Another fight and success so far with the Confederate troops. Before daybreak this morning (Sunday,) the troops at this camp were aroused by the firing of the picket guard, and in a short time our men were in line and ready for service. About light another volley was fired, apparently about a mile from our camp and the excitement was increased by the rapid movement of the Georgia Regiment and the cavalry. Finally orders came for us to take proper positions, that the enemy was advancing upon us, and that the Georgia Regiment had fired upon them and held them in check. This regiment kept up a fire upon them until about 3 o'clock, killing four or five of the enemy, and receiving in turn only one men wounded, slightly.
At 3 o'clock, the Georgians were marched off and the 23D Regiment took its place, on the brow of a hill to a very short distance of the Yankees. The 23D remained on the ground until dark, when they were relieved by the 27th.
The 23d under the command of its brave and able commander, Colonel Taliaferro, behaved with coolness and courage worthy of veterans. The Sharpshooters, Capt. Tompkins, of Richmond, were selected as the advance corps, and took up their position within two hundred yards of the enemy, and acting as skirmishers, took to the woods and done their duty faithfully and well. In fact, they being the only company armed with this, they had to bear the brunt of the fighting.
This company, as soon as they were stationed, commenced a rapid fire on the enemy, which was as promptly returned; but fortunately with little execution to us. The fire was kept up until 7 o'clock, at which time we were relieved I cannot particularize any one who performed the most service, where all done so well, not only in this corps, but in the whole regiment. Our loss is Chas. W. Goff a citizen of Richmond, who was shot through the head, and was killed instantly; Captain Tompkins received a slight scratch on the nose, which, by the way, is a very prominent feature,) caused by a splinter; Corporal Ro.

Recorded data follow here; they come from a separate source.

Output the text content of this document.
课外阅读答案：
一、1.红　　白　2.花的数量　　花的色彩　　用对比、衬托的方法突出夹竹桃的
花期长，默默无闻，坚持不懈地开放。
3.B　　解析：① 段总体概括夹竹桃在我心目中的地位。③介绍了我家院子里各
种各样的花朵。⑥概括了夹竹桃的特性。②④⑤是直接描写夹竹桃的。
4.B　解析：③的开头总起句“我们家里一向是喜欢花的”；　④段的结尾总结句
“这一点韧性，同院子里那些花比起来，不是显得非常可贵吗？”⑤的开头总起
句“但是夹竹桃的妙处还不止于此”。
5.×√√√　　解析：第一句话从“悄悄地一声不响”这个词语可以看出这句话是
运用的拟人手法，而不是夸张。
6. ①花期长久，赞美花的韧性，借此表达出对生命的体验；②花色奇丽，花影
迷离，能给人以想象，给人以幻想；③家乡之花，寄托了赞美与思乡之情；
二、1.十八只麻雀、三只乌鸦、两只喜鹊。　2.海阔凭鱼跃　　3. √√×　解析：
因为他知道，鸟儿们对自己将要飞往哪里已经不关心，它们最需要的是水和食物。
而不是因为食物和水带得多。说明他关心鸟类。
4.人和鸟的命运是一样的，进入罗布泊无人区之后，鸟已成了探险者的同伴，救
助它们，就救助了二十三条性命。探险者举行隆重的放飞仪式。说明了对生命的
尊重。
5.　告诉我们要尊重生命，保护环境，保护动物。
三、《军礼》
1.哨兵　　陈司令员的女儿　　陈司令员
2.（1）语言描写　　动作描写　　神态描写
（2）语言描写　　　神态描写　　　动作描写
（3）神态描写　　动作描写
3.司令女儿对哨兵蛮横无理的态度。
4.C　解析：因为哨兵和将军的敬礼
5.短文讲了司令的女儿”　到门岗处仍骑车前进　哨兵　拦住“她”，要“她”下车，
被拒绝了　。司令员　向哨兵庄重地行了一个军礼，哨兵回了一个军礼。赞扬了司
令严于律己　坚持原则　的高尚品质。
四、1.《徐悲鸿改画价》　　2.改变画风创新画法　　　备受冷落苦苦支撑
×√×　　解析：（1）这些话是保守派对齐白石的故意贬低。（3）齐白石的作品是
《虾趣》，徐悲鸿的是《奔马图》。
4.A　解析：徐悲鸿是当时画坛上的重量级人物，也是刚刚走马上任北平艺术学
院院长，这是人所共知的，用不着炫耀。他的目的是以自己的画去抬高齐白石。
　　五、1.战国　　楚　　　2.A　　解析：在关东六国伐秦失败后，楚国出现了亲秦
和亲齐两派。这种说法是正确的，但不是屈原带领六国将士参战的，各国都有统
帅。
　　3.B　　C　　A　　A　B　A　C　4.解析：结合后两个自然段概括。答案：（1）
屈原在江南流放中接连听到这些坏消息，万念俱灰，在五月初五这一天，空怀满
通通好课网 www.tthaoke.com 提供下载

H. Jarvia received a ball through his haversack, cutting through his "grub," and the same ball struck against the leg of Sergeant J. W. L Jones, without, however, doing any injury; Sergeant Bosher, of the Goochland Greys, received a flesh wound in the arm, and the same ball made a mark on the breast of Captain Harrison, of the same corps. The enemy's loss is estimated at 25 killed. How many wounded could not be ascertained.
The firing is still carried on by the 27th Regiment, our men now being in the trenches, sleeping on their arms, expecting to go at it again to-morrow.
The enemy commenced their work with yells and cheers, swearing and using all kinds of vulgar language, which our troops replied to by well aimed bullets and a determination to rather than yield. I have not time to write any more to-night, but will give you particulars when the battle is ended. Ned P. S.--It has been reported in Richmond by an enemy of two of the members of the Sharp Shooters that they were to be shot for sleeping on their posts. The report is false, and I take pleasure in correcting it, to relieve the minds of the parents of the two individuals alluded to. Ned.